Linking Autophagy to Insulin Signaling in Longevity
The protein signaling mechanisms surrounding insulin and insulin-like growth factor (IGF-1) are one of the better studied portions of the overlap between metabolic biochemistry and natural variations in longevity. They influence all of the core aspects of our biology: growth, regeneration, and other vital cell activities. Thus despite the years of work researchers still lack a truly clear picture of how it all fits together: this is a ferociously complex area of study, in which every molecular mechanism influences many other molecular mechanisms. Isolating any one portion of the interlinked systems making up the biology of life is next to impossible.
Another comparatively well-studied and related area is autophagy, the collection of quality control processes by which cells clear out damaged components and unwanted waste compounds. More autophagy is consistently linked to enhanced longevity in laboratory animals, and shows up as a candidate mechanism for the extended life generated by a range of genetic alterations and environmental changes, such as the practice of calorie restriction. This makes sense: aging is most likely nothing more than an accumulation of damage, and more autophagy means less of that damage accumulating per unit time. Many researchers think that when it comes to slowing aging all roads lead to improved autophagy. Surprisingly, there hasn't been as much of a drive to produce autophagy-enhancing drugs as I would have expected by this time, despite some quite compelling demonstrations of the restored organ function that could be produced in old patients.
Here we have research that bridges the two regions of study I've sketched above: tracing the alterations to metabolism that link insulin and insulin-like signaling with autophagy.
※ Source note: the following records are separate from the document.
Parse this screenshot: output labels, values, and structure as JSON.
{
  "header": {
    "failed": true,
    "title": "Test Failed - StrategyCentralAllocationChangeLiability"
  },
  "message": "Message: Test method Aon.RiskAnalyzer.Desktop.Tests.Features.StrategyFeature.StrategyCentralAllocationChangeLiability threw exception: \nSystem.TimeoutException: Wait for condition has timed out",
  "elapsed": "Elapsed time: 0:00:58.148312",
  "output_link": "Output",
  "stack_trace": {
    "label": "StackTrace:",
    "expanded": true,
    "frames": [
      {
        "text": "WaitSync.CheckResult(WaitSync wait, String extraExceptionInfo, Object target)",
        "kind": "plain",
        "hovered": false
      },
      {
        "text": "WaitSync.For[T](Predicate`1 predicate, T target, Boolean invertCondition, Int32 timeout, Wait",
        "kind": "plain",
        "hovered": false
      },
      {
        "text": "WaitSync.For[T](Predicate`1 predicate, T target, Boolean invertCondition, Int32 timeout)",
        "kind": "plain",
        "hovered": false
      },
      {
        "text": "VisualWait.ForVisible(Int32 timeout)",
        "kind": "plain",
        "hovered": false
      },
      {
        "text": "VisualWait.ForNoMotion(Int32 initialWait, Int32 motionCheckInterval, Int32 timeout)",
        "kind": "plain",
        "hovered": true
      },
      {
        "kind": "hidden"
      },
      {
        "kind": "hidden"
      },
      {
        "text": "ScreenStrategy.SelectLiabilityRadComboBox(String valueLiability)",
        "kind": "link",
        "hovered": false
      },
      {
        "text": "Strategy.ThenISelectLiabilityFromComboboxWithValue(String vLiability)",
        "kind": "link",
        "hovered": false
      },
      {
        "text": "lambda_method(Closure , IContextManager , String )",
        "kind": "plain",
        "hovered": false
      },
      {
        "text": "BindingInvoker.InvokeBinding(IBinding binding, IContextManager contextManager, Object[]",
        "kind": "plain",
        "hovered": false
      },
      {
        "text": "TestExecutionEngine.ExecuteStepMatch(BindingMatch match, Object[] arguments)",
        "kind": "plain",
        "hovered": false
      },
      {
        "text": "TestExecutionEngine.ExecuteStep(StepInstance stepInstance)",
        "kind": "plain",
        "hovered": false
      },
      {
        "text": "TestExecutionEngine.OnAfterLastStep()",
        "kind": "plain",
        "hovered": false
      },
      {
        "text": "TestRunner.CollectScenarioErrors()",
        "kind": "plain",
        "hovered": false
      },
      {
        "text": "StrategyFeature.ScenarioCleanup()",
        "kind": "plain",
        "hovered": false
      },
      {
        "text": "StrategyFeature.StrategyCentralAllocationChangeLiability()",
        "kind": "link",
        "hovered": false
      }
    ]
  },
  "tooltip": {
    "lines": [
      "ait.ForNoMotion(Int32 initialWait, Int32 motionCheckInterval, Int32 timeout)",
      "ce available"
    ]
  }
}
Protein interplay in muscle tied to life span
Fruit flies are notoriously short-lived but scientists interested in the biology of aging in all animals have begun to understand why some fruit flies live longer than others. They have documented a direct association between insulin and life span, for example, and have observed a tradeoff between prolific reproduction and longevity. A new study, which may have broad implications across species, ties those findings more closely together by tracing an insulin signaling cascade through to protein quality control in muscle tissue and shortened life span.The central feature of the study [is] the newly discovered role of the fruit fly equivalent of the mammalian protein complex activin. They found that it blocks the natural mechanism in muscle cells for cleaning out misfolded proteins, leading to a decline in muscle performance. In what [scientists] think is no coincidence, blocking the activity of that activin equivalent, called dawdle, can lengthen a fly's life span by as much as 20 percent, about 10 days.
Activin Signaling Targeted by Insulin/dFOXO Regulates Aging and Muscle Proteostasis in Drosophila
It is widely known that reduced insulin/IGF signaling slows aging in many contexts. This process requires the forkhead transcription factor (FOXO). FOXO modulates the expression of many genes, and the list of those associated with slow aging is impressive. But there are few data indicating the mechanisms or genes through which FOXO actually slows aging. Here, we identify a novel FOXO target, dawdle, the Activin-like ligand in fruit flies.Activin signaling through the Smad binding element inhibits the transcription of Autophagy-specific gene 8a (Atg8a) within muscle, a factor controlling the rate of autophagy. Expression of Atg8a within muscle is sufficient to increase lifespan.
These data reveal how insulin signaling can regulate aging through control of Activin signaling that in turn controls autophagy, representing a potentially conserved molecular basis for longevity assurance. While reduced Activin within muscle autonomously retards functional aging of this tissue, these effects in muscle also reduce secretion of insulin-like peptides at a distance from the brain. Reduced insulin secretion from the brain may subsequently reinforce longevity assurance through decreased systemic insulin/IGF signaling.
Not surprisingly, the details uncovered by these researchers have the look of a two-way feedback loop. Little in biology is a one-way street, which is one of the many reasons it is very hard to even understand the metabolism of longevity, let alone safely alter it. The existence of this complexity is why I favor strategies for enhancing longevity that do not rely upon altering an aged metabolism, but instead aim to restore it to a youthful state by repairing damage. This is an important distinction to make, and it will become ever more important in the years ahead.